This write-up is based on a talk that I gave at the Broad Institute. You can find the slides from that talk here
In spite of their impressive performance on a number of learning tasks, Neural Networks still largely exist as computational black boxes. It is still very challenging to understand why and how they perform so well. Within Biology, we have developed a rich set of experimental ideas, methods, and tools in our quest to understand and interpret biological black boxes (i.e organisms and the cells that comprise them). Is it possible to use these ideas, tools, and techniques to develop a general framework for understanding and interpreting trained Neural Networks? In this note, we explore this question, and present preliminary experiments and data that point to this possibility.
In particular, we explore preliminary experimental designs and analysis methods geared towards answering the following core questions;
- Do the weights of neural networks, that is, the networks' learned representations, contain functional modules?

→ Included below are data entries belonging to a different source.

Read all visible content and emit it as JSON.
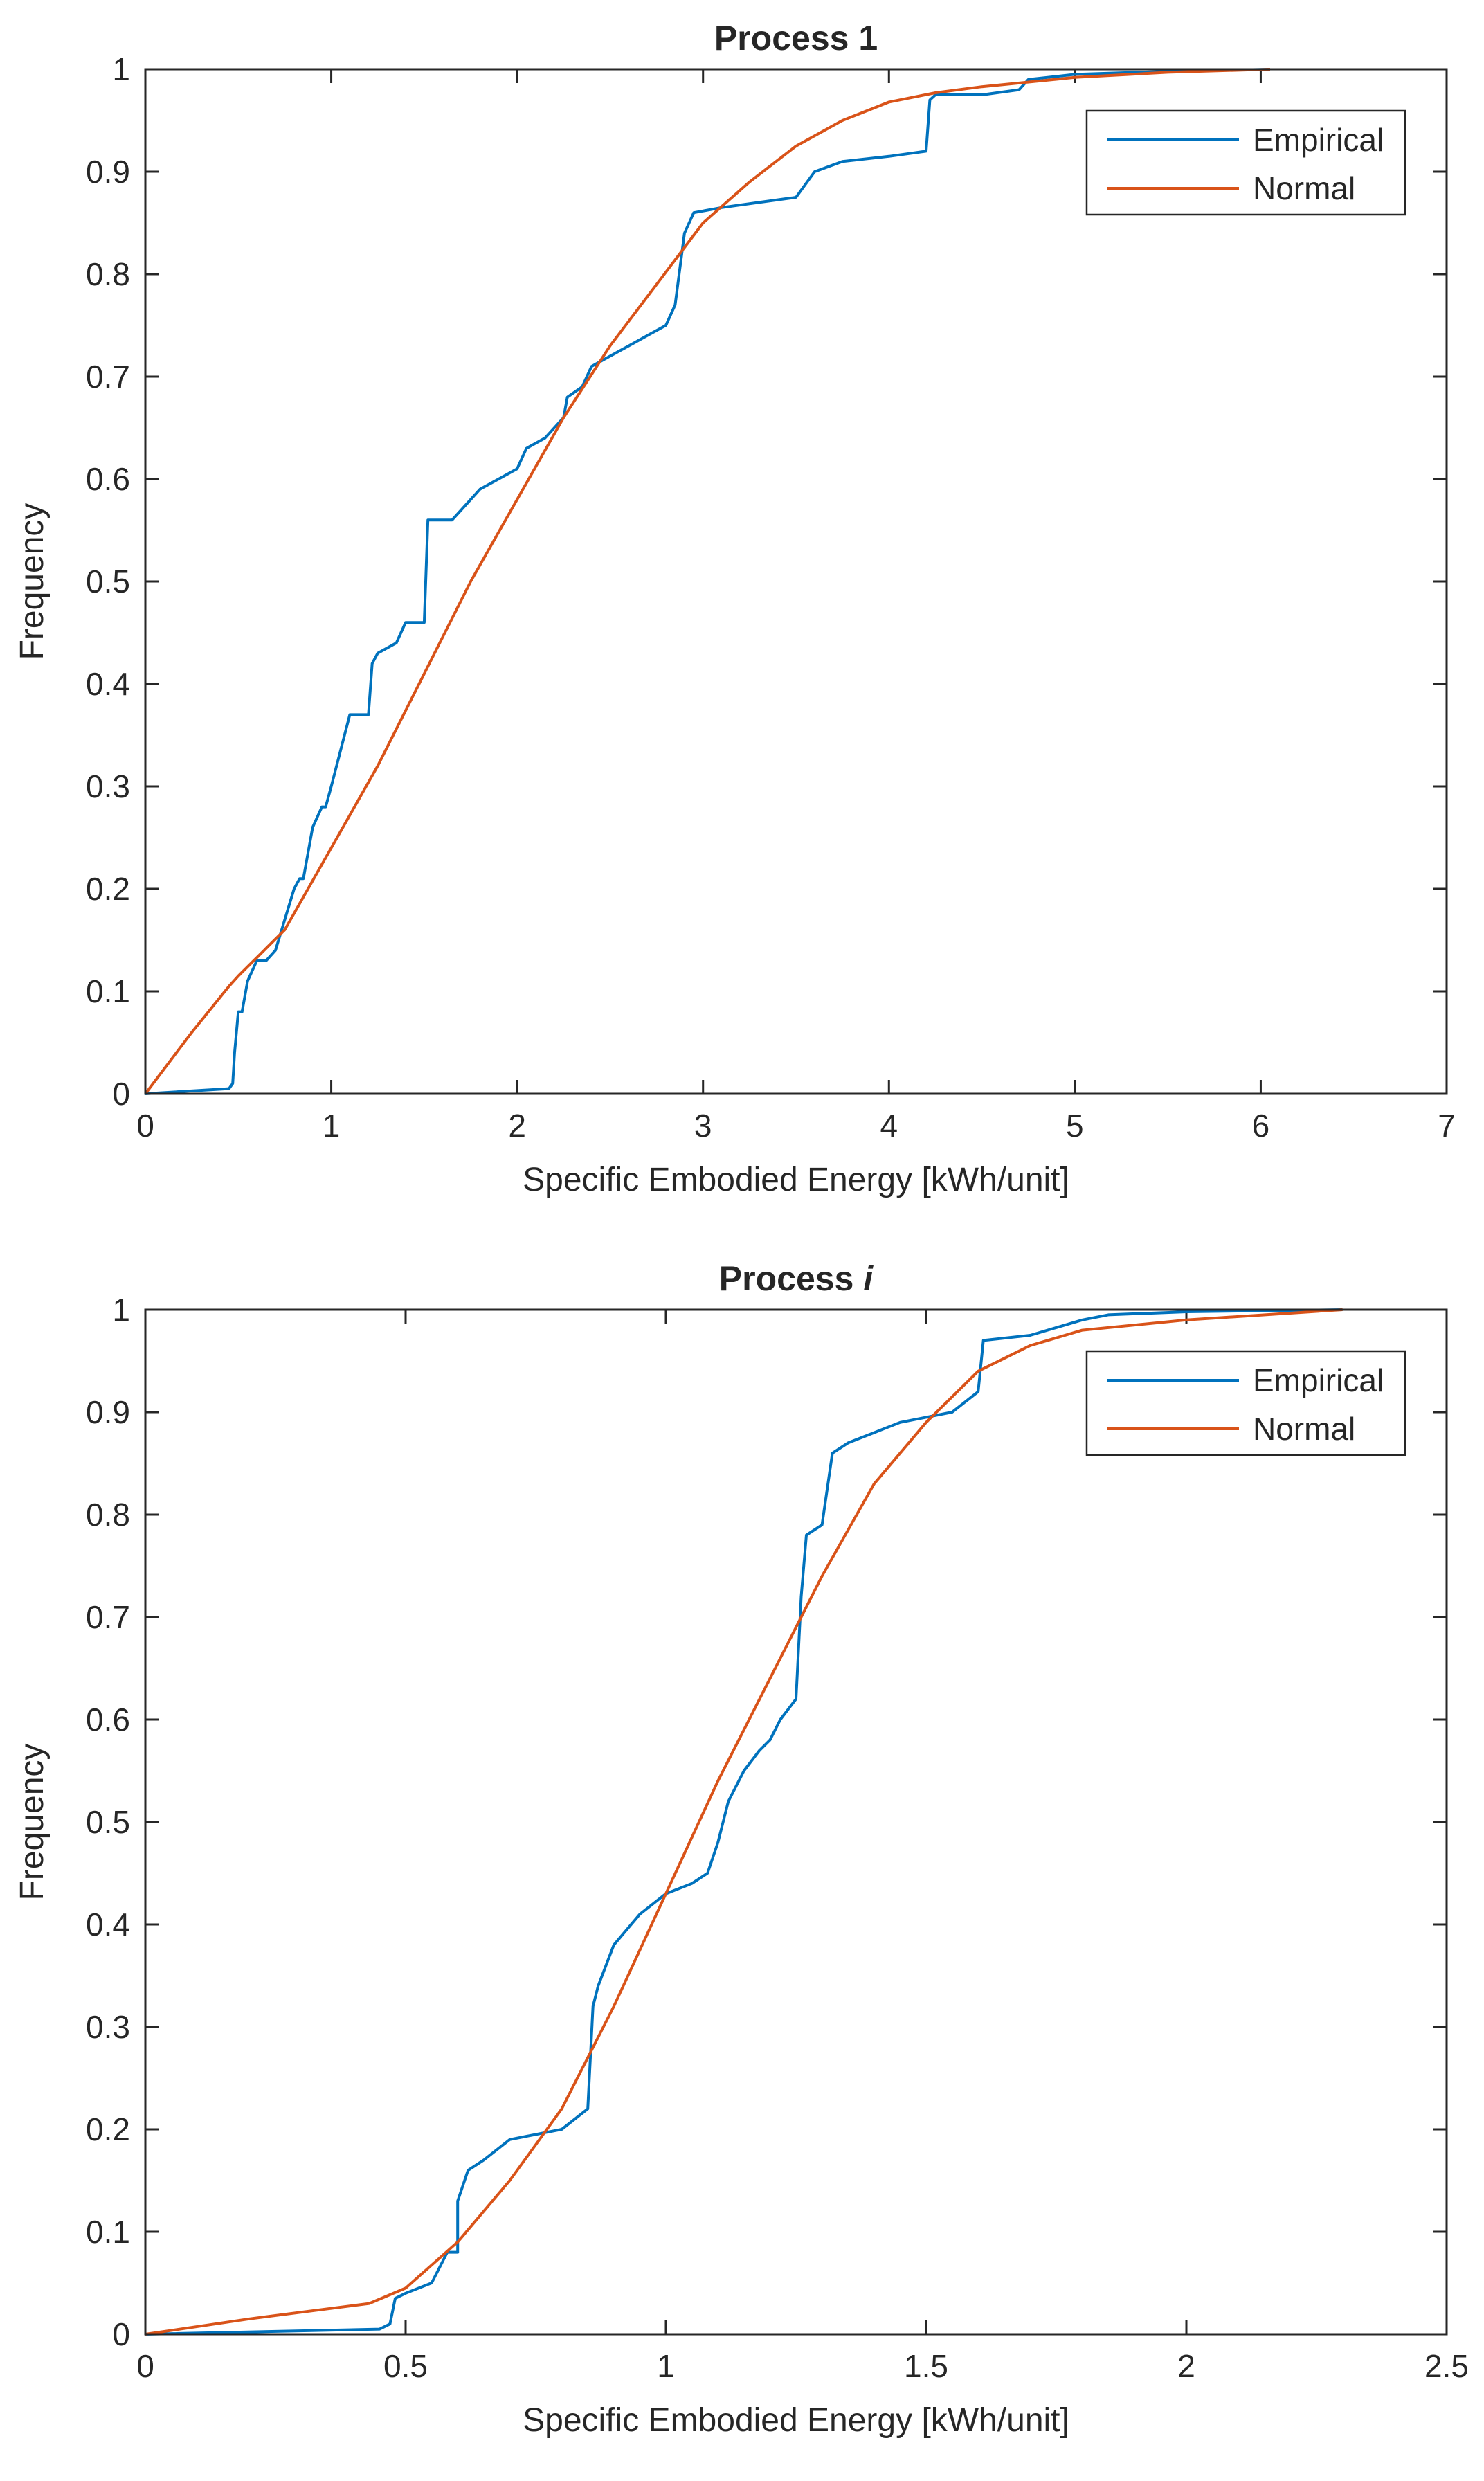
{
  "chart_data": [
    {
      "type": "line",
      "title": "Process 1",
      "title_italic_part": "",
      "xlabel": "Specific Embodied Energy [kWh/unit]",
      "ylabel": "Frequency",
      "xlim": [
        0,
        7
      ],
      "ylim": [
        0,
        1
      ],
      "xticks": [
        0,
        1,
        2,
        3,
        4,
        5,
        6,
        7
      ],
      "xtick_labels": [
        "0",
        "1",
        "2",
        "3",
        "4",
        "5",
        "6",
        "7"
      ],
      "yticks": [
        0,
        0.1,
        0.2,
        0.3,
        0.4,
        0.5,
        0.6,
        0.7,
        0.8,
        0.9,
        1
      ],
      "ytick_labels": [
        "0",
        "0.1",
        "0.2",
        "0.3",
        "0.4",
        "0.5",
        "0.6",
        "0.7",
        "0.8",
        "0.9",
        "1"
      ],
      "legend": {
        "position": "top-right",
        "entries": [
          "Empirical",
          "Normal"
        ]
      },
      "series": [
        {
          "name": "Empirical",
          "color": "#0072BD",
          "x": [
            0,
            0.45,
            0.47,
            0.48,
            0.5,
            0.52,
            0.55,
            0.6,
            0.62,
            0.65,
            0.7,
            0.8,
            0.83,
            0.85,
            0.9,
            0.95,
            0.97,
            1.0,
            1.1,
            1.2,
            1.22,
            1.25,
            1.35,
            1.4,
            1.5,
            1.52,
            1.65,
            1.7,
            1.75,
            1.8,
            1.9,
            2.0,
            2.05,
            2.15,
            2.25,
            2.27,
            2.35,
            2.4,
            2.5,
            2.6,
            2.7,
            2.8,
            2.85,
            2.9,
            2.95,
            3.1,
            3.3,
            3.5,
            3.6,
            3.75,
            4.0,
            4.2,
            4.22,
            4.25,
            4.5,
            4.7,
            4.75,
            5.0,
            5.5,
            6.05
          ],
          "y": [
            0,
            0.005,
            0.01,
            0.04,
            0.08,
            0.08,
            0.11,
            0.13,
            0.13,
            0.13,
            0.14,
            0.2,
            0.21,
            0.21,
            0.26,
            0.28,
            0.28,
            0.3,
            0.37,
            0.37,
            0.42,
            0.43,
            0.44,
            0.46,
            0.46,
            0.56,
            0.56,
            0.57,
            0.58,
            0.59,
            0.6,
            0.61,
            0.63,
            0.64,
            0.66,
            0.68,
            0.69,
            0.71,
            0.72,
            0.73,
            0.74,
            0.75,
            0.77,
            0.84,
            0.86,
            0.865,
            0.87,
            0.875,
            0.9,
            0.91,
            0.915,
            0.92,
            0.97,
            0.975,
            0.975,
            0.98,
            0.99,
            0.995,
            0.998,
            1
          ]
        },
        {
          "name": "Normal",
          "color": "#D95319",
          "x": [
            0,
            0.25,
            0.45,
            0.5,
            0.75,
            1.0,
            1.25,
            1.5,
            1.75,
            2.0,
            2.25,
            2.5,
            2.75,
            3.0,
            3.25,
            3.5,
            3.75,
            4.0,
            4.25,
            4.5,
            5.0,
            5.5,
            6.05
          ],
          "y": [
            0,
            0.06,
            0.105,
            0.115,
            0.16,
            0.24,
            0.32,
            0.41,
            0.5,
            0.58,
            0.66,
            0.73,
            0.79,
            0.85,
            0.89,
            0.925,
            0.95,
            0.968,
            0.977,
            0.983,
            0.992,
            0.997,
            1
          ]
        }
      ]
    },
    {
      "type": "line",
      "title": "Process ",
      "title_italic_part": "i",
      "xlabel": "Specific Embodied Energy [kWh/unit]",
      "ylabel": "Frequency",
      "xlim": [
        0,
        2.5
      ],
      "ylim": [
        0,
        1
      ],
      "xticks": [
        0,
        0.5,
        1,
        1.5,
        2,
        2.5
      ],
      "xtick_labels": [
        "0",
        "0.5",
        "1",
        "1.5",
        "2",
        "2.5"
      ],
      "yticks": [
        0,
        0.1,
        0.2,
        0.3,
        0.4,
        0.5,
        0.6,
        0.7,
        0.8,
        0.9,
        1
      ],
      "ytick_labels": [
        "0",
        "0.1",
        "0.2",
        "0.3",
        "0.4",
        "0.5",
        "0.6",
        "0.7",
        "0.8",
        "0.9",
        "1"
      ],
      "legend": {
        "position": "top-right",
        "entries": [
          "Empirical",
          "Normal"
        ]
      },
      "series": [
        {
          "name": "Empirical",
          "color": "#0072BD",
          "x": [
            0,
            0.45,
            0.47,
            0.48,
            0.5,
            0.55,
            0.58,
            0.6,
            0.6,
            0.62,
            0.65,
            0.7,
            0.75,
            0.8,
            0.85,
            0.86,
            0.87,
            0.9,
            0.95,
            1.0,
            1.05,
            1.08,
            1.1,
            1.12,
            1.15,
            1.18,
            1.2,
            1.22,
            1.25,
            1.26,
            1.27,
            1.3,
            1.32,
            1.35,
            1.4,
            1.45,
            1.5,
            1.55,
            1.6,
            1.61,
            1.7,
            1.8,
            1.85,
            2.0,
            2.3
          ],
          "y": [
            0,
            0.005,
            0.01,
            0.035,
            0.04,
            0.05,
            0.08,
            0.08,
            0.13,
            0.16,
            0.17,
            0.19,
            0.195,
            0.2,
            0.22,
            0.32,
            0.34,
            0.38,
            0.41,
            0.43,
            0.44,
            0.45,
            0.48,
            0.52,
            0.55,
            0.57,
            0.58,
            0.6,
            0.62,
            0.72,
            0.78,
            0.79,
            0.86,
            0.87,
            0.88,
            0.89,
            0.895,
            0.9,
            0.92,
            0.97,
            0.975,
            0.99,
            0.995,
            0.998,
            1
          ]
        },
        {
          "name": "Normal",
          "color": "#D95319",
          "x": [
            0,
            0.2,
            0.43,
            0.5,
            0.6,
            0.7,
            0.8,
            0.9,
            1.0,
            1.1,
            1.2,
            1.3,
            1.4,
            1.5,
            1.6,
            1.7,
            1.8,
            2.0,
            2.3
          ],
          "y": [
            0,
            0.015,
            0.03,
            0.045,
            0.09,
            0.15,
            0.22,
            0.32,
            0.43,
            0.54,
            0.64,
            0.74,
            0.83,
            0.89,
            0.94,
            0.965,
            0.98,
            0.99,
            1
          ]
        }
      ]
    }
  ]
}
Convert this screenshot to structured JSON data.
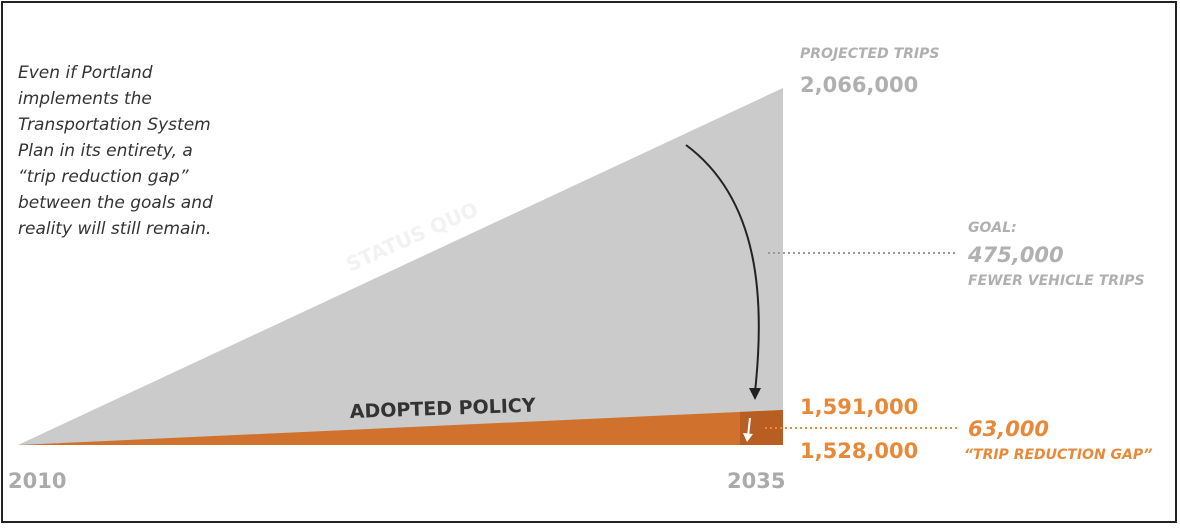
{
  "description": [
    "Even if Portland",
    "implements the",
    "Transportation System",
    "Plan in its entirety, a",
    "“trip reduction gap”",
    "between the goals and",
    "reality will still remain."
  ],
  "labels": {
    "status_quo": "STATUS QUO",
    "adopted_policy": "ADOPTED POLICY",
    "projected_trips": "PROJECTED TRIPS",
    "projected_value": "2,066,000",
    "goal": "GOAL:",
    "goal_value": "475,000",
    "goal_caption": "FEWER VEHICLE TRIPS",
    "policy_value": "1,591,000",
    "adjusted_value": "1,528,000",
    "gap_value": "63,000",
    "gap_caption": "“TRIP REDUCTION GAP”",
    "start_year": "2010",
    "end_year": "2035"
  }
}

- Are these functional modules, if they exist, associated, in some fashion, to the traits exhibited by the trained networks?
- Can we isolate these functional modules, if they exist, and confirm their association to particular traits through Gain or Loss of function experiments?
We hypothesize that, if we're able to answer all the questions above in the affirmative, then methods, concepts, and ideas developed in the life sciences to help us understand and interpret complex biological black boxes can be refined and repurposed to aid in our understanding and interpretation of complex computational black boxes such as trained Neural Networks.